Hare coursing falls by third due to borderless policing scheme

Hare coursing incidents have dropped by 31% thanks to a new 'borderless' initiative in the East of England
Hare coursing incidents have dropped by 31% thanks to a new 'borderless' initiative in the East of England

Hare coursing crimes across the East of England have plummeted by a third due to the success of a 'borderless' policing initiative.

Incidents in Essex, Bedfordshire, Cambridgeshire, Hertfordshire, Kent, Norfolk and Suffolk fell from 2,044 in 2020-21 to 1,415 in 2021-22 – a drop of 31%.

The crackdown came after police forces agreed to team up to remove policing borders when certain tactics are used, making catching and prosecuting offenders easier.

The agreement, completed with the support of the Crown Prosecution Service, means the forces become one when using certain powers.

Over the past six months, this has helped with the use of automatic number plate recognition (ANPR), the seizure of dogs and the sharing of all interactions and movements of people suspected to be involved in hare coursing.

The move also supports the ongoing national initiative against hare coursing - Operation Galileo.

Sergeant Paul Brady, of Essex Police's rural engagement team, called the borderless policing scheme 'a great achievement'.

"Our collaboration demonstrates to those intent on causing physical and mental harm to our rural communities that we will not tolerate their barbaric actions.

“Our forces will continue to work together with the CPS, who have been an immense help, to further reduce illegal hare coursing and poaching across the region."

Hare coursing traditionally begins in September when the fields have been harvested and ploughed, making them the perfect ground for the illegal blood sport.

The wildlife crime causes damage to crops, harms animal welfare and threatens the rural community. It can result in intimidation and even violence.
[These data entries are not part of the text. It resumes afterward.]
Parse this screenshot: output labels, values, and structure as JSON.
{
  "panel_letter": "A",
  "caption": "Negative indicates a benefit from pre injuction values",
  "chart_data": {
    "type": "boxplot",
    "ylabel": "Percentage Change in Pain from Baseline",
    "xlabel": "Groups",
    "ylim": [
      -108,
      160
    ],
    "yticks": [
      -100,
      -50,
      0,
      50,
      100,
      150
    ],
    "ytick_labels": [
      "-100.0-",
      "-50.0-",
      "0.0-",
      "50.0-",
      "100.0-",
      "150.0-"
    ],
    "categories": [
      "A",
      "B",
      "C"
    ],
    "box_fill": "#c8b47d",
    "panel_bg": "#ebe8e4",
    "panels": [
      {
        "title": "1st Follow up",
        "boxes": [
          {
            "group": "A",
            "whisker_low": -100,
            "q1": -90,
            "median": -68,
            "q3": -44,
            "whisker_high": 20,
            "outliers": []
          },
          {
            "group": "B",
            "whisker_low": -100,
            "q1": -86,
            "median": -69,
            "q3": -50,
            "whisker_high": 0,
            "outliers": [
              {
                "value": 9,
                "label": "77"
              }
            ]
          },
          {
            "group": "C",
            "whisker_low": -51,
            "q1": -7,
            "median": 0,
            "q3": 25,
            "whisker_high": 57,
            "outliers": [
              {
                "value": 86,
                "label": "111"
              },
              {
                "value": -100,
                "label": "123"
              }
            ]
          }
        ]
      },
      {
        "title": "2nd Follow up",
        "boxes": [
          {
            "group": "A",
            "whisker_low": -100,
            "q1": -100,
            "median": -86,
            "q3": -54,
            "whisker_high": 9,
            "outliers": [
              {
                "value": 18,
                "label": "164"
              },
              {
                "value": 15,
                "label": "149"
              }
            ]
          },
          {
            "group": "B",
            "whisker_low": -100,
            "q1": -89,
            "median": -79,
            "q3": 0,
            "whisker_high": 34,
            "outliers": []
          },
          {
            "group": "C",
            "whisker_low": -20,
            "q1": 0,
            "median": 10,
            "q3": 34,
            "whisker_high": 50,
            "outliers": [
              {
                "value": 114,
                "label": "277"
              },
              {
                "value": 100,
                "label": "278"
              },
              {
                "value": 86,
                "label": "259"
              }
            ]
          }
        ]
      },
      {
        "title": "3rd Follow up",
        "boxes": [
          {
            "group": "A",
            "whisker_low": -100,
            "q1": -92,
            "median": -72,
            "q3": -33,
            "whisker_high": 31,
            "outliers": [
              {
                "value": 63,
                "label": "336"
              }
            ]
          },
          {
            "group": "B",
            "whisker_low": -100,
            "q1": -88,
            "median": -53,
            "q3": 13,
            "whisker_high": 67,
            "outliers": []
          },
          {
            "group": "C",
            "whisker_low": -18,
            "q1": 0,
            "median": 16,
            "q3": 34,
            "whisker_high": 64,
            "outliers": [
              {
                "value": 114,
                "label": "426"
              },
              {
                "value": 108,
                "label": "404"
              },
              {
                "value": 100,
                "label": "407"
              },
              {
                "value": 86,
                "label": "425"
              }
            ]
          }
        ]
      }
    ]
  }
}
A bill targeting hare coursers was recently strengthened, giving the police further powers to protect farmers and rural communities from criminal activity.

Changes to the Police, Crime, Sentencing and Courts Act, which was given Royal Assent last week, will help deter hare coursers by giving police the means to seize more dogs and by lifting the existing limit on fines.

Unauthorised encampments will become a criminal offence for those who do not leave when asked by the landowner or tenant, and offenders will be hit with strengthened penalties.

It follows lobbying attempts by the NFU, which pushed the government to further clamp down on hare coursing and illegal encampment, as both crimes cause 'significant damage' to farmland and wildlife.

NFU vice president David Exwood said: “Hare coursing can cause significant damage to farmland, something farmers across the country experience all too often, with little repercussions for offenders.

"Their behaviour can also be a source of great distress for farming families who feel vulnerable and threatened in their own homes.

“We know that both these crimes continue to take a toll on farming businesses, and we will continue to work with government and police to ensure these strengthened laws are utilised to deliver meaningful results – a decline in cases of rural crime.”